South Florida Worker Office Occupancy 60% to 70%
Tere Blanca, founder, chairman, and CEO of Blanca Commercial Real Estate, tells GlobeSt.com that across South Florida, there is a “tremendous” return to the office, especially across the finance sector and it seems that three to four days a week has become prevalent in many industries.
“Because Miami, Fort Lauderdale, and Palm Beach (South Florida in general) is experiencing such constant, amazing migration, with the demographics very strong, many companies are moving here and whatever contraction we might see is mitigated by new buildings being created,” Blanca said. “There is quite a bit of new product in the pipeline to deliver over the next three to seven years; whatever is available right now is getting leased.”

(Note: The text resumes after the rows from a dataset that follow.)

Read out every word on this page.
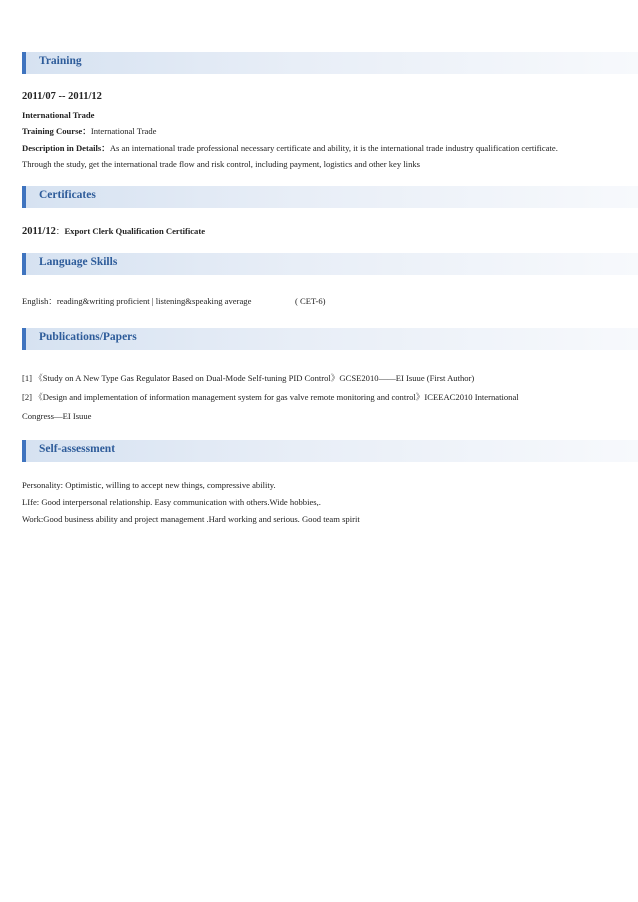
Training
2011/07 -- 2011/12
International Trade
Training Course：International Trade
Description in Details：As an international trade professional necessary certificate and ability, it is the international trade industry qualification certificate.
Through the study, get the international trade flow and risk control, including payment, logistics and other key links
Certificates
2011/12：Export Clerk Qualification Certificate
Language Skills
English：reading&writing proficient | listening&speaking average	( CET-6)
Publications/Papers
[1] 《Study on A New Type Gas Regulator Based on Dual-Mode Self-tuning PID Control》GCSE2010——EI Isuue (First Author)
[2] 《Design and implementation of information management system for gas valve remote monitoring and control》ICEEAC2010 International
Congress—EI Isuue
Self-assessment
Personality: Optimistic, willing to accept new things, compressive ability.
LIfe: Good interpersonal relationship. Easy communication with others.Wide hobbies,.
Work:Good business ability and project management .Hard working and serious. Good team spirit
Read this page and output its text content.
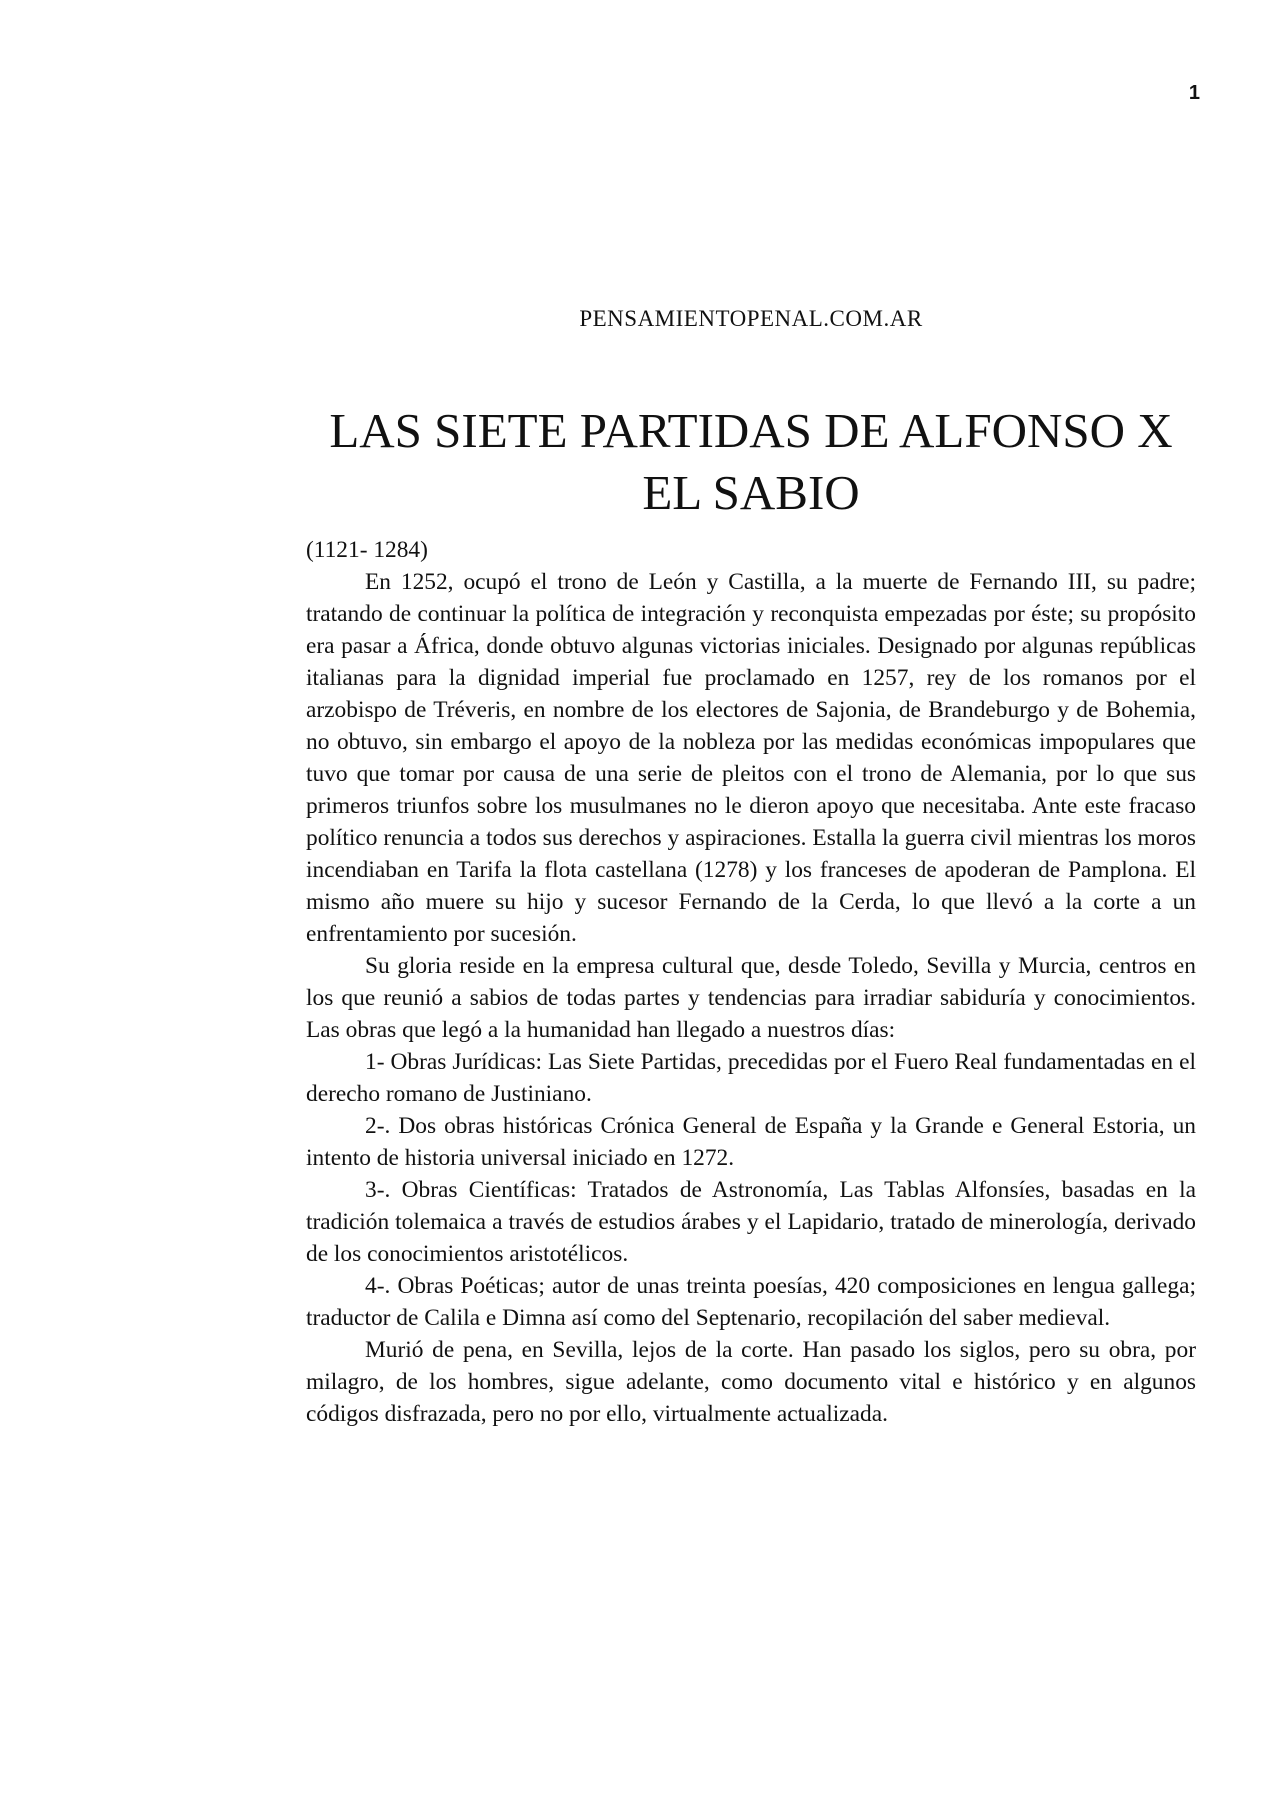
1
PENSAMIENTOPENAL.COM.AR
LAS SIETE PARTIDAS DE ALFONSO X EL SABIO

(1121- 1284)

En 1252, ocupó el trono de León y Castilla, a la muerte de Fernando III, su padre; tratando de continuar la política de integración y reconquista empezadas por éste; su propósito era pasar a África, donde obtuvo algunas victorias iniciales. Designado por algunas repúblicas italianas para la dignidad imperial fue proclamado en 1257, rey de los romanos por el arzobispo de Tréveris, en nombre de los electores de Sajonia, de Brandeburgo y de Bohemia, no obtuvo, sin embargo el apoyo de la nobleza por las medidas económicas impopulares que tuvo que tomar por causa de una serie de pleitos con el trono de Alemania, por lo que sus primeros triunfos sobre los musulmanes no le dieron apoyo que necesitaba. Ante este fracaso político renuncia a todos sus derechos y aspiraciones. Estalla la guerra civil mientras los moros incendiaban en Tarifa la flota castellana (1278) y los franceses de apoderan de Pamplona. El mismo año muere su hijo y sucesor Fernando de la Cerda, lo que llevó a la corte a un enfrentamiento por sucesión.

Su gloria reside en la empresa cultural que, desde Toledo, Sevilla y Murcia, centros en los que reunió a sabios de todas partes y tendencias para irradiar sabiduría y conocimientos. Las obras que legó a la humanidad han llegado a nuestros días:

1- Obras Jurídicas: Las Siete Partidas, precedidas por el Fuero Real fundamentadas en el derecho romano de Justiniano.

2-. Dos obras históricas Crónica General de España y la Grande e General Estoria, un intento de historia universal iniciado en 1272.

3-. Obras Científicas: Tratados de Astronomía, Las Tablas Alfonsíes, basadas en la tradición tolemaica a través de estudios árabes y el Lapidario, tratado de minerología, derivado de los conocimientos aristotélicos.

4-. Obras Poéticas; autor de unas treinta poesías, 420 composiciones en lengua gallega; traductor de Calila e Dimna así como del Septenario, recopilación del saber medieval.

Murió de pena, en Sevilla, lejos de la corte. Han pasado los siglos, pero su obra, por milagro, de los hombres, sigue adelante, como documento vital e histórico y en algunos códigos disfrazada, pero no por ello, virtualmente actualizada.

She said buildings are seeing employee occupancy at 60% to 70% in most cases.
“The reality is, even before COVID, when a building was leased out, you still never had full occupancy, Blanca said. “This was from people traveling, being out for meetings, having a family situation, etc. This is why parking garages can oversell by 15% to 20%.”
Offices Need Tech Modernization
Katie Klein, North America Country director at WiredScore, tells GlobeSt.com that what people look for in an office has changed.
“To bring employees out of their homes and back into the office, office landlords must provide appealing properties and spaces. One way to do this is to provide the technology platform that modern office tenants require,” she said.
According to WiredScore North American Office report, only 38% of offices are considered advanced ‘smart offices,’ yet 80% of employees state they would be more inclined to go to the office if their building had smart technology.